Ongoing retainer
Q1 focus before expansion
Prioritized by quarter





01 — Understood the product before touching a brief
We embedded into Pocus's product, ICP, and competitive landscape before writing anything. Content that doesn't come from product understanding doesn't convert.
02 — One ICP per quarter, not all three at once
Q1 focused exclusively on the Head of Sales at PLG companies hitting a conversion ceiling. Q2 shifted to VP of RevOps. Q3 built the CRO narrative. Each quarter had one content category, one keyword cluster, one LinkedIn narrative. The team knew exactly who they were writing for and who they were not writing for yet.

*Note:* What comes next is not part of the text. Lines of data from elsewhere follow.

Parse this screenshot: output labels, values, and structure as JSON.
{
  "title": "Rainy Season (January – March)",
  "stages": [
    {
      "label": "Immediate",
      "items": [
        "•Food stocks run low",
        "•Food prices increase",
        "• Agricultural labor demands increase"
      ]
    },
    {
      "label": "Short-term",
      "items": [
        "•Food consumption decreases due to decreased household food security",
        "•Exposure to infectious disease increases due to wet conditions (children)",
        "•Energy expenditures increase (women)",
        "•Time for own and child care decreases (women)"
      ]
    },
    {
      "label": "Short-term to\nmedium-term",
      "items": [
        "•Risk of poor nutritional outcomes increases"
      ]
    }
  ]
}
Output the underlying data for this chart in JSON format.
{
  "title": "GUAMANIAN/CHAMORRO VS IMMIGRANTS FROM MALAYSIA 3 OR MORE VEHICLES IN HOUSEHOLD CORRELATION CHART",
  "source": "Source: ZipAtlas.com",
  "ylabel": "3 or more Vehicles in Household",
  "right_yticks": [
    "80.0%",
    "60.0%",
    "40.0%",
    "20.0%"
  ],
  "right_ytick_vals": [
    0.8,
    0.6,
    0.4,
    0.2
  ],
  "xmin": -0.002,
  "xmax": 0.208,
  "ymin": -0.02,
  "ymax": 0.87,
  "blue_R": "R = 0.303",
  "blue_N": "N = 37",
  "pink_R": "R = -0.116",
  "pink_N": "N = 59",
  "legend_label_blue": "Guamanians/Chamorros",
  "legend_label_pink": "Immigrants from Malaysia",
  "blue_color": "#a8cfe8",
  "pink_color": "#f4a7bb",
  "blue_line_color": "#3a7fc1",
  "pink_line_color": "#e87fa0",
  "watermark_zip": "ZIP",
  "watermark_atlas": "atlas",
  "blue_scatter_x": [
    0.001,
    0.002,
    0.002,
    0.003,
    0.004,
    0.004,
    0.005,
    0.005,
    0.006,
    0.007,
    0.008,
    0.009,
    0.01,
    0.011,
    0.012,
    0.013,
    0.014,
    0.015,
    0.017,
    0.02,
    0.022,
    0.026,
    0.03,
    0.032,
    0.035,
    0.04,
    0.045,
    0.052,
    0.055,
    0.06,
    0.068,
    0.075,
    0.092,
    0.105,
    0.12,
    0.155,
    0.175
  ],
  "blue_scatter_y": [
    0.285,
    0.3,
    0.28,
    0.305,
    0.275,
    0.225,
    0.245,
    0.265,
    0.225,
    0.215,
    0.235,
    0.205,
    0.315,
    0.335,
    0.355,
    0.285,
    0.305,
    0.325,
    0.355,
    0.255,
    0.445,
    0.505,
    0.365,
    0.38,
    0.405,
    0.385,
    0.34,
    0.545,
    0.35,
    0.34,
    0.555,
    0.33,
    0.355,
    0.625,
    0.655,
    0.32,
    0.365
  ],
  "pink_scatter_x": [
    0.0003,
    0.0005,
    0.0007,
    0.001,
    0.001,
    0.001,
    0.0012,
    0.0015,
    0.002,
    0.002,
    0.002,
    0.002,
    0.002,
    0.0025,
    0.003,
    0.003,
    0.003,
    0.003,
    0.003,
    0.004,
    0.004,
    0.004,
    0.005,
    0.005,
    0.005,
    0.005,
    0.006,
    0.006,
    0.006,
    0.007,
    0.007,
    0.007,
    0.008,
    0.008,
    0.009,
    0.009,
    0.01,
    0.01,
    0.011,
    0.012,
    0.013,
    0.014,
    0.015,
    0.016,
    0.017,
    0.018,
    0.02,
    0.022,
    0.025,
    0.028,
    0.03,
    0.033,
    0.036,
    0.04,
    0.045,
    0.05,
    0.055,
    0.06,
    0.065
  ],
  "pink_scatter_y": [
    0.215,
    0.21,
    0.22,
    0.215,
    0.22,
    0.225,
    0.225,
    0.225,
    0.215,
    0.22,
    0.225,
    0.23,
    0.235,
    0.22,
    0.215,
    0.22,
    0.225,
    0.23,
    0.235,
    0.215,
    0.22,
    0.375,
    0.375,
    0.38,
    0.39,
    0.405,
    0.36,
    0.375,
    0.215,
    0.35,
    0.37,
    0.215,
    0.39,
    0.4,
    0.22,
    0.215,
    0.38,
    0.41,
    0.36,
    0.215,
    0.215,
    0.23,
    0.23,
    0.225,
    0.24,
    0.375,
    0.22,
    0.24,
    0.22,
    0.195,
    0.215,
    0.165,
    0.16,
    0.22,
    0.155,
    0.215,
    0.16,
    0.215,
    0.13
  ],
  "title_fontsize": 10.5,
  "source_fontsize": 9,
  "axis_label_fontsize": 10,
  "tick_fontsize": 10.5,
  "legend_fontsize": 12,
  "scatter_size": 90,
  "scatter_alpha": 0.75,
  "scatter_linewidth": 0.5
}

03 — Expert-led content, not a content calendar
We matched topics to people with lived experience, not researchers. Articles moved from category education toward practical guides and decision frameworks, content that gets bookmarked and shared internally.

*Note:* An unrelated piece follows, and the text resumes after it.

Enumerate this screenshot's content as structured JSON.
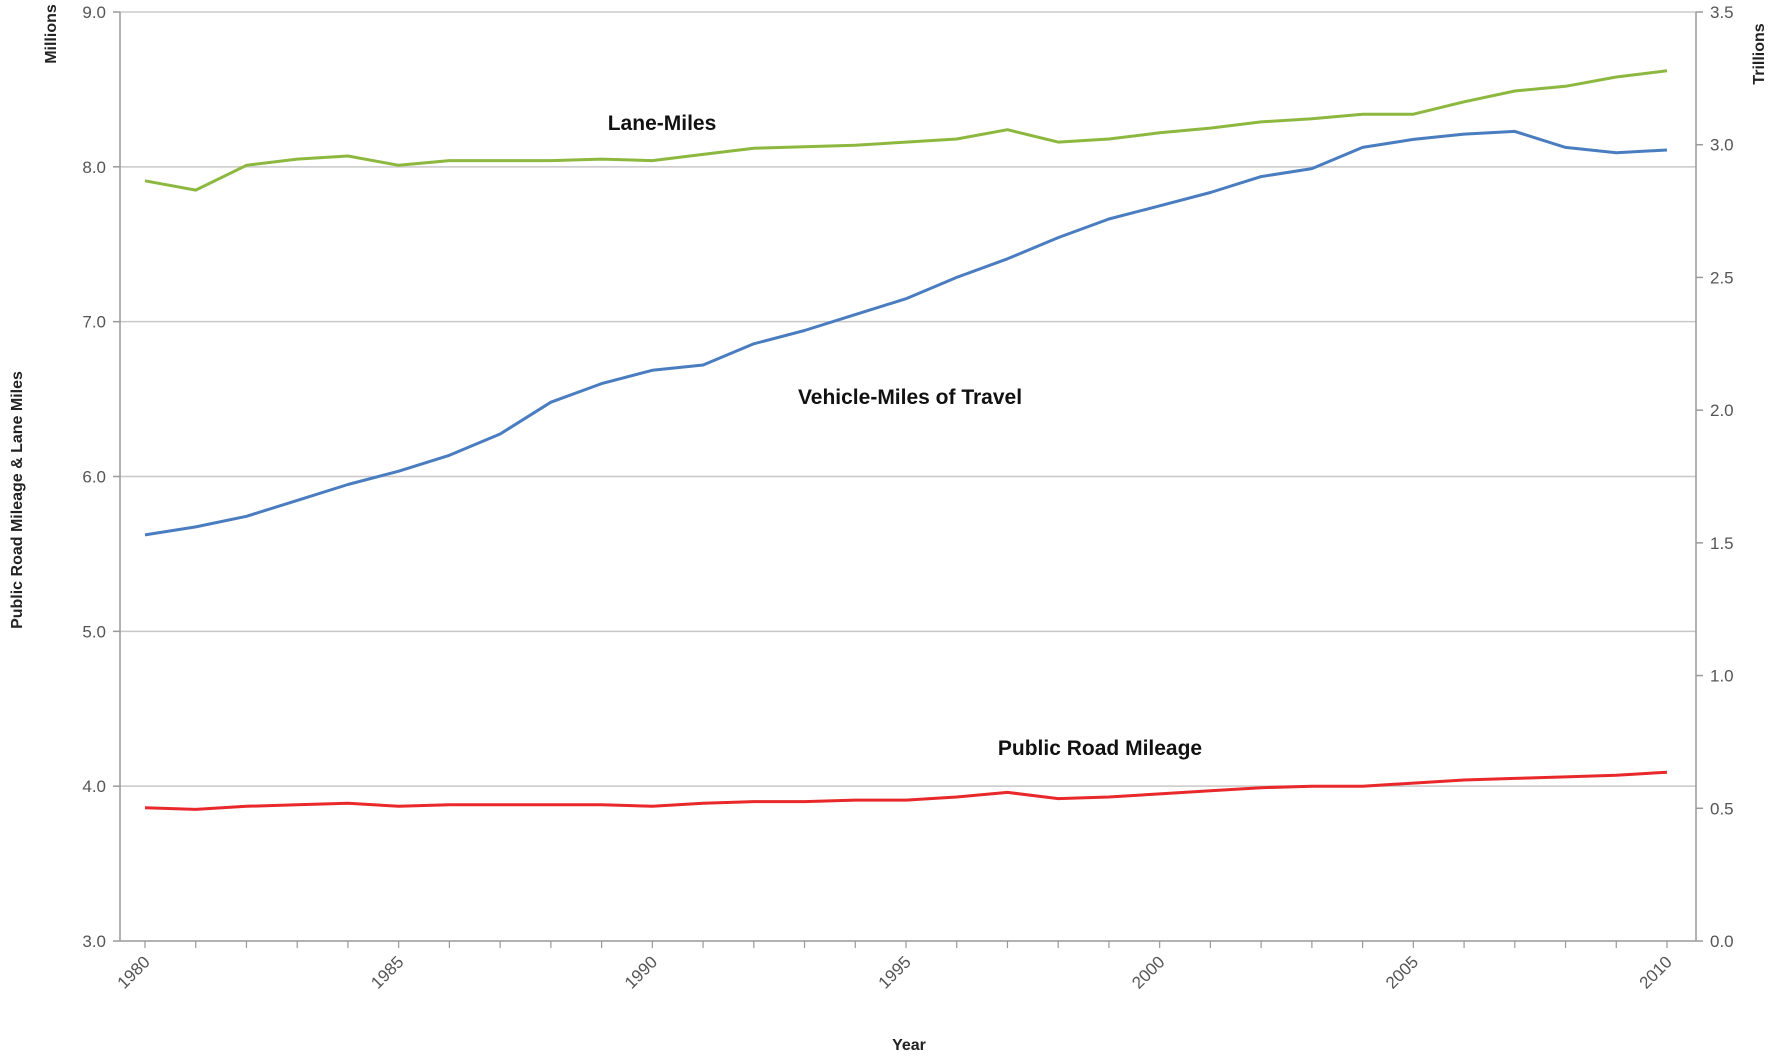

04 — Filled the content gap before expanding
A competitor audit revealed that no one was writing about what happens after the signal fires, the rep behavior, the message, the sequence. We built a cluster of eight articles around that gap in Q1 alone, each targeting a specific search intent.
05 — Built a system that scales without scaling headcount
An AI Ready Framework for Pocus's content operation, any writer, internal or external, could produce on-brand content without a lengthy brief. Production velocity doubled in month three without adding a single person.

The result:
In six months, Pocus moved from a content operation that was producing for the community to a content system that was producing for the pipeline. Non-branded organic traffic grew quarter over quarter for the first time since launch. Three articles from the Q1 content cluster became the highest-converting pages on the site. The LinkedIn narrative for the founder account shifted from category education to buyer-specific insights, engagement from Head of Sales and VP RevOps profiles increased significantly. The freelancer model was replaced by a coordinated content system where every piece had a named ICP, a defined funnel stage, and a keyword intention attached before it was written.
The biggest shift was not in the numbers. It was in how the team talked about content internally. They stopped asking "what should we write this week" and started asking "which ICP are we moving this quarter and what do they need to see to trust us."